M. Dessources aime aussi transmettre. « J’ai déjà formé des jeunes en programmation. Les voir progresser et entrer à l’université, c’est très motivant », dit-il. Une passion qui rejoint pleinement l’approche de l’ISTEAH : former des formateurs pour élargir l’impact sur le terrain.

Jean-Kénel Dessources, étudiant à l'ISTEAH, stagiaire IVADO
Une professeure invitée
La professeure Rose Michelle Smith, spécialiste en chimie de l'environnement à l'ISTEAH et titulaire de la Chaire UNESCO Femmes et sciences pour le développement, est également présente à Polytechnique en tant que chercheuse invitée.

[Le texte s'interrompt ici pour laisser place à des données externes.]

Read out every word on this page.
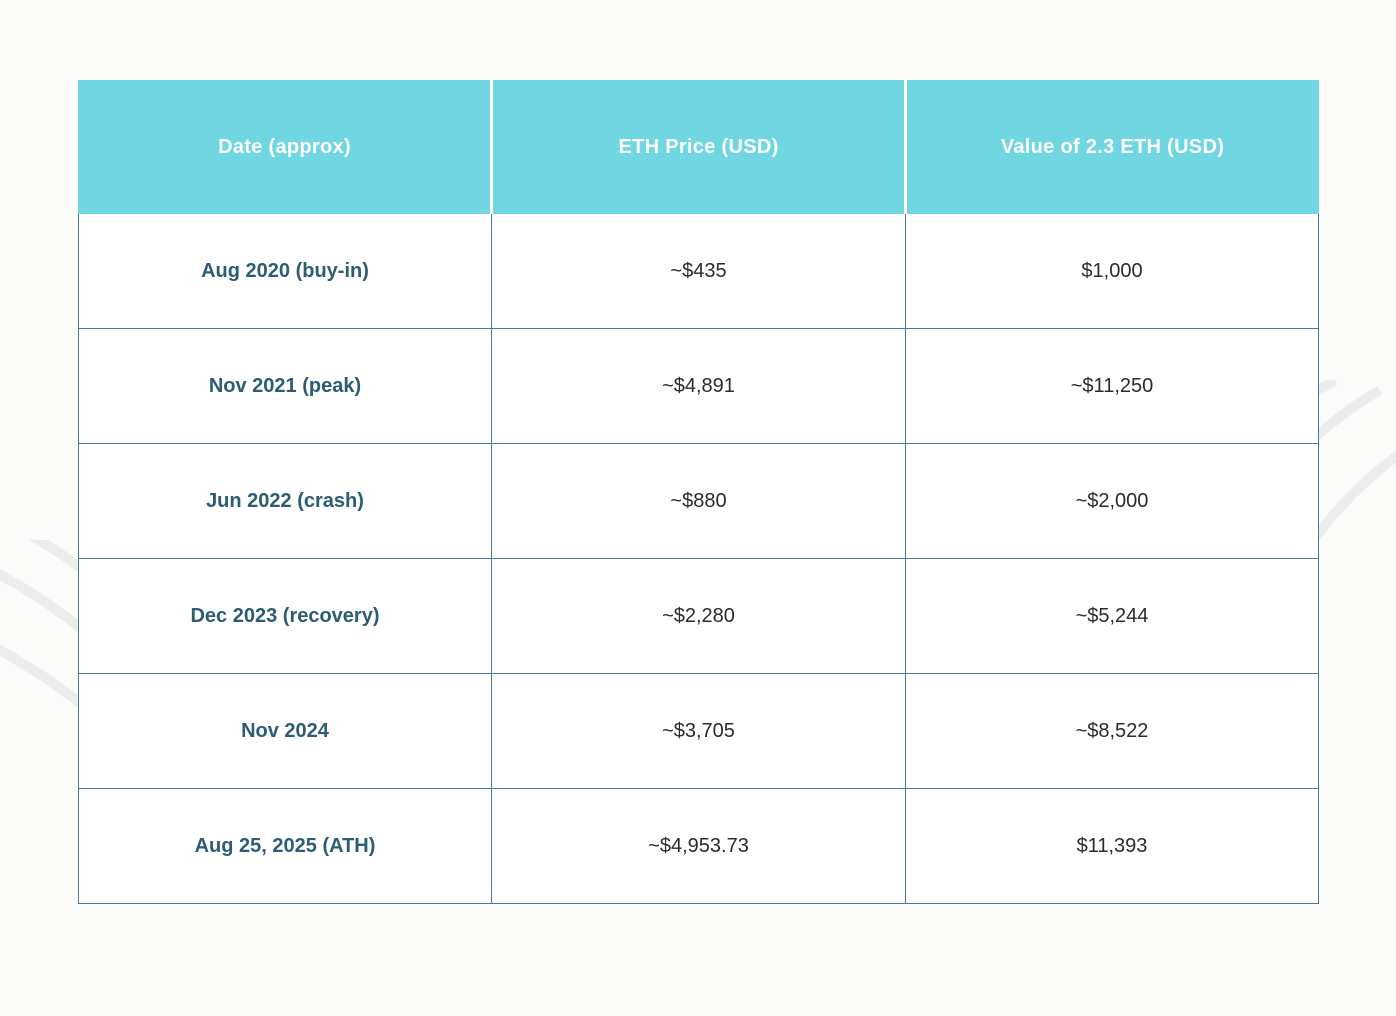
Date (approx)	ETH Price (USD)	Value of 2.3 ETH (USD)
Aug 2020 (buy-in)	~$435	$1,000
Nov 2021 (peak)	~$4,891	~$11,250
Jun 2022 (crash)	~$880	~$2,000
Dec 2023 (recovery)	~$2,280	~$5,244
Nov 2024	~$3,705	~$8,522
Aug 25, 2025 (ATH)	~$4,953.73	$11,393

Sa chaire de recherche a pour objectif principal d'accroître le nombre de femmes dans les filières scientifiques, notamment en sciences, technologies, ingénierie et mathématiques (STIM). Cette chaire mène des actions depuis la petite enfance jusqu'au niveau universitaire. À travers des conférences mensuelles dans les écoles, l'organisation d'olympiades nationales de sciences au niveau secondaire et un soutien actif aux candidatures d'étudiantes aux programmes de bourses internationales, elle contribue à rendre plus inclusif le développement scientifique haïtien.

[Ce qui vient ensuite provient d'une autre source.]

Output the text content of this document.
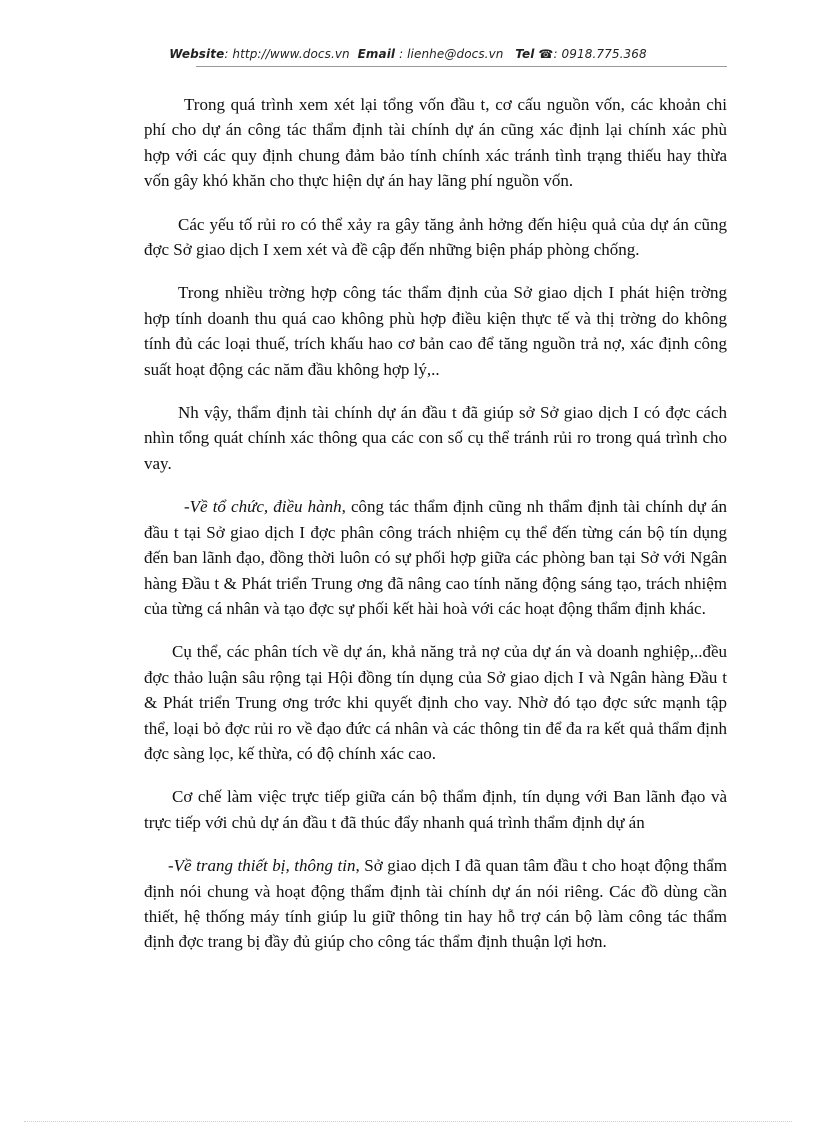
Website: http://www.docs.vn Email : lienhe@docs.vn Tel ☎: 0918.775.368

Trong quá trình xem xét lại tổng vốn đầu t, cơ cấu nguồn vốn, các khoản chi phí cho dự án công tác thẩm định tài chính dự án cũng xác định lại chính xác phù hợp với các quy định chung đảm bảo tính chính xác tránh tình trạng thiếu hay thừa vốn gây khó khăn cho thực hiện dự án hay lãng phí nguồn vốn.

Các yếu tố rủi ro có thể xảy ra gây tăng ảnh hởng đến hiệu quả của dự án cũng đợc Sở giao dịch I xem xét và đề cập đến những biện pháp phòng chống.

Trong nhiều trờng hợp công tác thẩm định của Sở giao dịch I phát hiện trờng hợp tính doanh thu quá cao không phù hợp điều kiện thực tế và thị trờng do không tính đủ các loại thuế, trích khấu hao cơ bản cao để tăng nguồn trả nợ, xác định công suất hoạt động các năm đầu không hợp lý,..

Nh vậy, thẩm định tài chính dự án đầu t đã giúp sở Sở giao dịch I có đợc cách nhìn tổng quát chính xác thông qua các con số cụ thể tránh rủi ro trong quá trình cho vay.

-Về tổ chức, điều hành, công tác thẩm định cũng nh thẩm định tài chính dự án đầu t tại Sở giao dịch I đợc phân công trách nhiệm cụ thể đến từng cán bộ tín dụng đến ban lãnh đạo, đồng thời luôn có sự phối hợp giữa các phòng ban tại Sở với Ngân hàng Đầu t & Phát triển Trung ơng đã nâng cao tính năng động sáng tạo, trách nhiệm của từng cá nhân và tạo đợc sự phối kết hài hoà với các hoạt động thẩm định khác.

Cụ thể, các phân tích về dự án, khả năng trả nợ của dự án và doanh nghiệp,..đều đợc thảo luận sâu rộng tại Hội đồng tín dụng của Sở giao dịch I và Ngân hàng Đầu t & Phát triển Trung ơng trớc khi quyết định cho vay. Nhờ đó tạo đợc sức mạnh tập thể, loại bỏ đợc rủi ro về đạo đức cá nhân và các thông tin để đa ra kết quả thẩm định đợc sàng lọc, kế thừa, có độ chính xác cao.

Cơ chế làm việc trực tiếp giữa cán bộ thẩm định, tín dụng với Ban lãnh đạo và trực tiếp với chủ dự án đầu t đã thúc đẩy nhanh quá trình thẩm định dự án

-Về trang thiết bị, thông tin, Sở giao dịch I đã quan tâm đầu t cho hoạt động thẩm định nói chung và hoạt động thẩm định tài chính dự án nói riêng. Các đồ dùng cần thiết, hệ thống máy tính giúp lu giữ thông tin hay hỗ trợ cán bộ làm công tác thẩm định đợc trang bị đầy đủ giúp cho công tác thẩm định thuận lợi hơn.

À Polytechnique, la Pre Smith collabore avec le Pr Musandji Fuamba à un projet d'évaluation de la disponibilité et de la qualité de l'eau à Cap-Haïtien (Haïti), à Montréal et en Normandie (France). « Haïti ne manque pas d'eau, c'est sur le plan de la gestion de ses ressources hydriques que se trouvent les grands enjeux », déclare-t-elle.

Rose Michelle Smith, professeure en chimie de l'environnement à l'ISTEAH, titulaire de la Chaire UNESCO Femmes et sciences pour le développement, chercheuse invitée à Polytechnique
Un enrichissement mutuel
« Accueillir des étudiants et des professeurs d'Haïti a un impact aussi sur le milieu de Polytechnique. C'est un échange, un partage de visions du monde, qui aide à une compréhension réciproque et empêche le repli sur soi si nuisible à la richesse humaine », constate le Pr Pierre.